# Milk Bath Photography



## Mister_Photoguy (Jun 12, 2009)

I am planning a shoot with a black woman in a bath of milk. Similar concept as Annie Leibovit's photo of woopie golberg in a bath of milk, but the angle and pose will be very different.

The problem I am having is that I am getting conflicting ideas how to get the milk look without needing to buy 50 gallons of milk or however much a claw foot tub takes.

The challenge is, even if I had 50 gallons of milk, when photographed milk actually has a blue tinge to it and is not actually pure white.  I have looked at alternative things that could be added to warm water to get the same effect and one popular idea is white emulsion paint (latex paint) to warm water,  but I am not sure if this is safe for the model.

I would love to hear from other photographers who have shot models in tubs of milk looking water and hear their best strategies and solutions.


----------



## JerryPH (Jun 13, 2009)

I have not, but I know someone that did.  Milk was used.  That blue tinge was eliminated by using off camera lighting.  They used about $10,000 worth of Profoto gear, but you could likely do it with 2 battery powered speedlights in a darker area.

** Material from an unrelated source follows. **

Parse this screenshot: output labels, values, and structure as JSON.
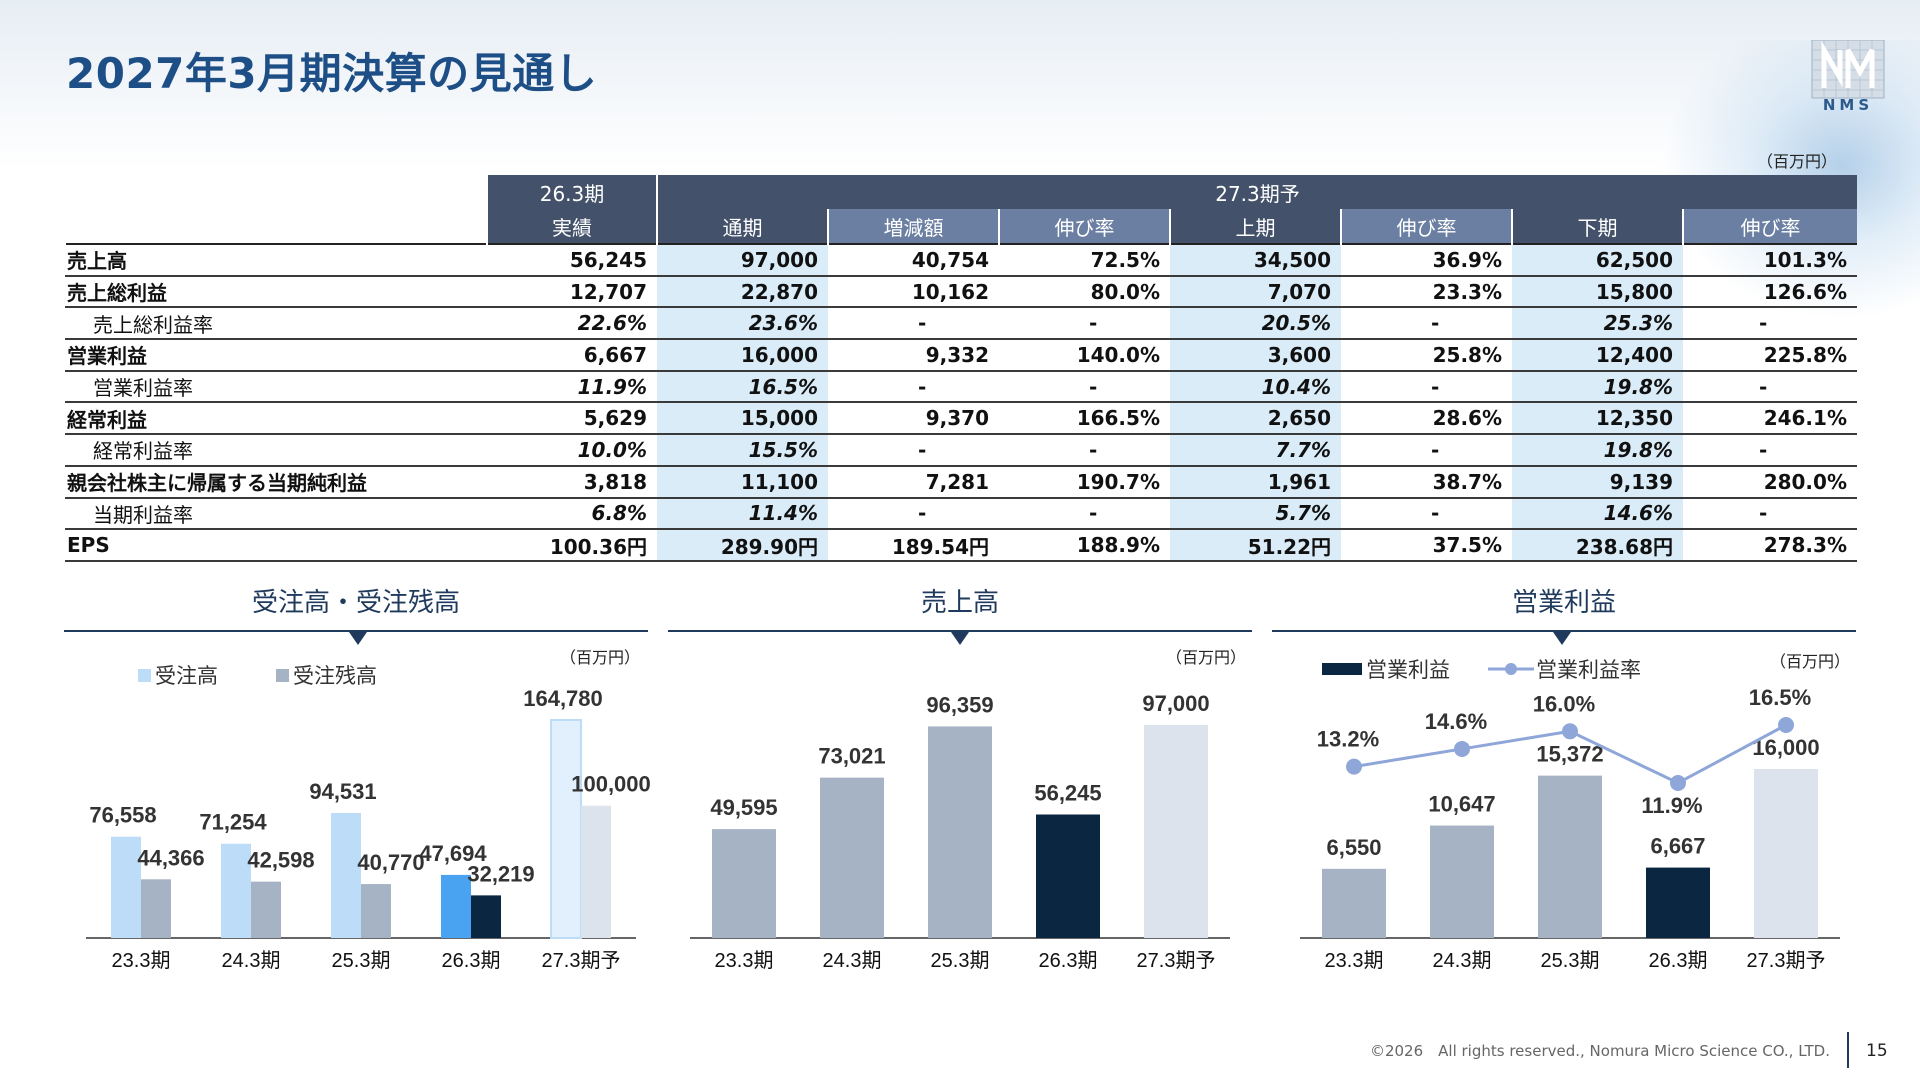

I would not do ANYTHING that could harm my model in any way, shape or form.


----------



## Iron Flatline (Jun 13, 2009)

Get her most recent book "At Wok" where she describes that shoot a little bit. Basically it required a lot of fixing afterward. She said no matter how clean the subject is, the milk very quickly has all kinds of detritus floating around. You need to clean it up in Photoshop afterward. You WILL want to light this shoot, don't do it with available light.


----------



## Joves (Jun 13, 2009)

OK! First Milk baths are not actually all milk. They are mostly water with milk added. You could try one gallon of milk to the tub to get enough opacity to look like all milk. But bring 2 or 3 gallons with you. Also there may not be as much of a blue cast to it at a high dilution. You can always test shoot it. I sometimes use a B-Polarizer which blocks the blue end of the spectrum not sure if it will work in eliminating blue in milk though. I know it works well with the blue in sunlight. It really enhances reds.


----------



## UUilliam (Jun 13, 2009)

or you can shoot raw then increase the temperature in post production to remove the blue


----------



## RONDAL (Jun 13, 2009)

Wow....flashback to my past working for a dairy company.

Cream.  

The higher the water content the bluer the ting the liquid will have.  Using something like coffee half/half will have less of a blue tinge to it.

Personally I'd try shoot in RAW, adjusting the whitebalance to show the liquid as true white if you are going to go with a dairy type product.


My other suggestion would be to call and stunts and special effects shop, one that works on movies, TV etc.  Speak with one of their S&SE co-ordinators and ask them what they would suggest.


----------



## jinx (Jun 13, 2009)

You can get powdered milk in big boxes for cheap.


----------



## EhJsNe (Jun 13, 2009)

Shoot in raw, get lots of shots, use your nifty flash, and edit in post.

And for the milk.......hmmmm Try using cream instead, and mixing it with water......


----------



## sburatorul (Jun 14, 2009)

daniel warrington said:


> Use choc milk and a white female.




what's up with that? anyway... i am eager to see the results


----------